I don’t have an exact number for you because it’s going to vary by well-by-well by pad-by-pad. But that’s the type of analysis we do. We’re looking at it on sort of a day-by-day well-by-well basis, really molecule-by-molecule and determining the optimal time to turn each of those molecules online in order to generate the best present value for our shareholders.

On the broader macro picture sort of talked a little bit about in the prepared remarks. We’ve got summer prices that are continuing to deteriorate. There has been a bit of a rally I recalled the last week. I think a lot of folks are scratching their head at the recent rally.

Storage inventories continue to fill at phenomenal rates we’re at the upper end of towards the five-year range on storage inventories. Most analysts were thinking we’re going to enter winter at 4 Tcf or more in storage. And there’s a lot of shut in volumes that are probably going to - we hear there are a lot of shut in volumes that are you know, sitting there ready to be turned back online.

When you look at the data, production data, things like that, production data is rallying, production volumes are increasing over the course of summer. I don’t know if I’d actually say I was more optimistic about gas prices and other side. I’m a little bit worried about gas prices, particularly moving in the winter and next summer. But that’s why CNX, that’s why we’ve hedged the shut-in arm.

That’s why we’ve added additional hedges in ’21 at the high prices where we’ve seen in the forward strip and we’re cautiously optimistic that they hang in, but we’re protected, if they don’t, you know, for ‘22 and beyond, I think that’s maybe you know, obviously there are a lot of rig reductions, there’s a lot - last year rig growing today than there have historically been. So that’s setting up - that is setting up supply reduction. And when that manifests itself and improves supply demand balance, it will happen. It’s just a question of when.

D
Don Rush
Chief Financial Officer

Yeah, and if things do get better sooner which you know that’d be greatest they did, we could turn the wells that go online in September like we can turn them on online in October, we can turn them online, you know, in a week. So it’s, you know, ready and willing we’ve already kind of restructured our hedge book so any kind of positive run up there we’d get it, cash flow dollar for dollar buy - get turned in those online sooner at a higher price. And we still just because of the flat profile these for the next six months or so we still got the coverage in the queue for timeframe that we still made a decision.

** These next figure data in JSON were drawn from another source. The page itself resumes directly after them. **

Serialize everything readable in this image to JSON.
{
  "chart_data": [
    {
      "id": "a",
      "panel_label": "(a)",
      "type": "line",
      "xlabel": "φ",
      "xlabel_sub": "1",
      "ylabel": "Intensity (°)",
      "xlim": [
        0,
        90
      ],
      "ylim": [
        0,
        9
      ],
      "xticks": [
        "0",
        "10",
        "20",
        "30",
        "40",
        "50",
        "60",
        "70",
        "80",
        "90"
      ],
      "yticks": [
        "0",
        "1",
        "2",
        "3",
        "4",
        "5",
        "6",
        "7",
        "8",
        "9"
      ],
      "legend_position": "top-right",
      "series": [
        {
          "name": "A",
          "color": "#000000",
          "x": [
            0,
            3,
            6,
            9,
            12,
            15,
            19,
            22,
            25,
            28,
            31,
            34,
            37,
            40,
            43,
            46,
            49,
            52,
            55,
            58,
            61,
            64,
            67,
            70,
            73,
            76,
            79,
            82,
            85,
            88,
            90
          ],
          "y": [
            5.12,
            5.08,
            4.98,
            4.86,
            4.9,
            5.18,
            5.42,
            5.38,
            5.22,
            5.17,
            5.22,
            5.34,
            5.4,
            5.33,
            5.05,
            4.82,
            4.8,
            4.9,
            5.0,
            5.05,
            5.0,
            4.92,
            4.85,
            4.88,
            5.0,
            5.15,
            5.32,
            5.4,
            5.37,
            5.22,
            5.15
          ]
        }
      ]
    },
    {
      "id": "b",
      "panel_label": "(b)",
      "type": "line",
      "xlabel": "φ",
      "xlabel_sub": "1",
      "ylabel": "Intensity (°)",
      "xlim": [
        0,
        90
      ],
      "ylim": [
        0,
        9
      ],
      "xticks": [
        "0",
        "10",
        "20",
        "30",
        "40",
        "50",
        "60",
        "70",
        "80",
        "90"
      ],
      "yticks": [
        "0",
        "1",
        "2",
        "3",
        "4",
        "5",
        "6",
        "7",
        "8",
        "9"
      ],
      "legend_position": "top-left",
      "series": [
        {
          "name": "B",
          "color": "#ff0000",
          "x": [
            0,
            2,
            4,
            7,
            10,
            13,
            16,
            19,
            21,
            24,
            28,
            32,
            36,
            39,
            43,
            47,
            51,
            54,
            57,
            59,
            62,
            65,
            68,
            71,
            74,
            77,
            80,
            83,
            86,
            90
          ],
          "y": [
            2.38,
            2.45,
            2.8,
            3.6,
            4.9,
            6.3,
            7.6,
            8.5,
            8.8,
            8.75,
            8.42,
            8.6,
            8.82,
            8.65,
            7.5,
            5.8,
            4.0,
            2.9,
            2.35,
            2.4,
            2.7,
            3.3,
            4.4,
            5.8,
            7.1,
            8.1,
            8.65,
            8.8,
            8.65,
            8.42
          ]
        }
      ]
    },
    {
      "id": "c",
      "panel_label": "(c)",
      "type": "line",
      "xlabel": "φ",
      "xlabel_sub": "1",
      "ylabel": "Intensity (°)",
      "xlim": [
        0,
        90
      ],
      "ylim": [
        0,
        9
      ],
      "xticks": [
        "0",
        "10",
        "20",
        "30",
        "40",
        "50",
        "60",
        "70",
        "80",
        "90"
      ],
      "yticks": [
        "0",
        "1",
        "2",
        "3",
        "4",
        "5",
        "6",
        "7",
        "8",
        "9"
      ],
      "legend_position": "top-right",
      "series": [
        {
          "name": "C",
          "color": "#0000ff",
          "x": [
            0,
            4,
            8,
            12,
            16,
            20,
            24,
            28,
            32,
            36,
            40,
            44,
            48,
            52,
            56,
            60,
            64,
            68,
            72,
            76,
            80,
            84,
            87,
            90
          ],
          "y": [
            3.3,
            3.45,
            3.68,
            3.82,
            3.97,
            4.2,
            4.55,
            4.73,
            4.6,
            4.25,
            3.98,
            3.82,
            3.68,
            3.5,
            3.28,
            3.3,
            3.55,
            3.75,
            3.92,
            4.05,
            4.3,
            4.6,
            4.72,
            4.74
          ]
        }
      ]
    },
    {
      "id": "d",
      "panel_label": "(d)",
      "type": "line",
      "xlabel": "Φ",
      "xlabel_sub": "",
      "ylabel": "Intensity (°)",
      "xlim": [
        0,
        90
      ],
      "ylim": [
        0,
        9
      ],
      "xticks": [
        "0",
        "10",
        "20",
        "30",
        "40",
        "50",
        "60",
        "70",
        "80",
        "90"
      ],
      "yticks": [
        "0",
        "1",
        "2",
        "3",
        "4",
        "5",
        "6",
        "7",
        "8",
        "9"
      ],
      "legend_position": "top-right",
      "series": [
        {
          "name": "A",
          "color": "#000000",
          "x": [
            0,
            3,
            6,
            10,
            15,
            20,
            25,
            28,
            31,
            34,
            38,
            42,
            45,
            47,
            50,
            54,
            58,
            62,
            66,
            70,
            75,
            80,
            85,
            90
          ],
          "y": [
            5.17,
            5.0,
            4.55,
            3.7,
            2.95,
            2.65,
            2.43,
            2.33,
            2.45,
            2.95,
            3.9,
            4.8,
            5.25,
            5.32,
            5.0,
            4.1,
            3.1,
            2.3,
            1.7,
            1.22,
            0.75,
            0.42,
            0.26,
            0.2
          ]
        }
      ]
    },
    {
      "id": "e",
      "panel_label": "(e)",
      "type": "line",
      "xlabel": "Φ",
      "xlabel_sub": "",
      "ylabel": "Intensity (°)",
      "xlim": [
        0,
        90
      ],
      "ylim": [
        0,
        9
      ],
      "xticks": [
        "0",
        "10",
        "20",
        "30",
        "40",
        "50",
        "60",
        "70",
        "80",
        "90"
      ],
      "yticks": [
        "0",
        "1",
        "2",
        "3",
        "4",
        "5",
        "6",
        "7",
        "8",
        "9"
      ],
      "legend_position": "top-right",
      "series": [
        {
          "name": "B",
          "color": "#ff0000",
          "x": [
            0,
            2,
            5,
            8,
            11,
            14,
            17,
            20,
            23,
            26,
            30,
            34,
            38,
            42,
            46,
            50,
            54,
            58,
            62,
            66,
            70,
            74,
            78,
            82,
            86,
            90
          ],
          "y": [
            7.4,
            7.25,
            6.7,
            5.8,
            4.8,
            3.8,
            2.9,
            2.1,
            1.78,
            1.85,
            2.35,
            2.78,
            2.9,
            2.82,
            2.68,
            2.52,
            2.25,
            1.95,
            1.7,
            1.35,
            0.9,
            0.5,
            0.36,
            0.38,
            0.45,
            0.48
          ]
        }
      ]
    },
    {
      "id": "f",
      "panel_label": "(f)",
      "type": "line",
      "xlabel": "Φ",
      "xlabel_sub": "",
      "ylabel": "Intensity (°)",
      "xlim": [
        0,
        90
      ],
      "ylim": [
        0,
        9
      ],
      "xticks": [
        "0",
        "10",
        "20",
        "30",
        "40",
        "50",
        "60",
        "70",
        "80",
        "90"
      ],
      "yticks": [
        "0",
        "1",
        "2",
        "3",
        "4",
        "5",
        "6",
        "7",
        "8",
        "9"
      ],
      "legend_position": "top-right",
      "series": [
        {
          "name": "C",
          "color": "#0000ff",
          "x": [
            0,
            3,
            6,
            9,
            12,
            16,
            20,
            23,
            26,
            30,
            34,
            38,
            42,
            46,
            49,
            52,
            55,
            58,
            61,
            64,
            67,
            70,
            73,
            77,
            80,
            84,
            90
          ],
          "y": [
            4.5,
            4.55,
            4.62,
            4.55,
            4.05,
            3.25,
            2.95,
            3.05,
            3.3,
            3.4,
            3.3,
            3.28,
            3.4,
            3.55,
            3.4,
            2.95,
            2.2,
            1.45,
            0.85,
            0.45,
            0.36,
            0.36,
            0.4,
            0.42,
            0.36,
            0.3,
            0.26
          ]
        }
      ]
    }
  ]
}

So gas prices go down, the shut-in decision made our money and we’re better off because of it. Gas prices go up, we’ll put them - bring them in earlier and make even more money because of it. So we’ve set ourselves up to win either way if gas prices go up or down which you have to be set up that way in a commodity industry, because it’s just too hard to get it right every time.

U
Unidentified Analyst

Great, appreciate all the color guys.

Operator

And this will conclude our question-and-answer session. Thus concluding today’s conference. A replay of the event will be available by accessing the number 877-344-7529 or 412-317-0088 using the replay access code 101-458-61. Once again, the dial-in number to access the replay will be 877-344-7529 or 412-317-0088 using replay access code 101-458-61. The conference is now concluded. Thank you for attending today’s presentation. You may now disconnect your line at this time.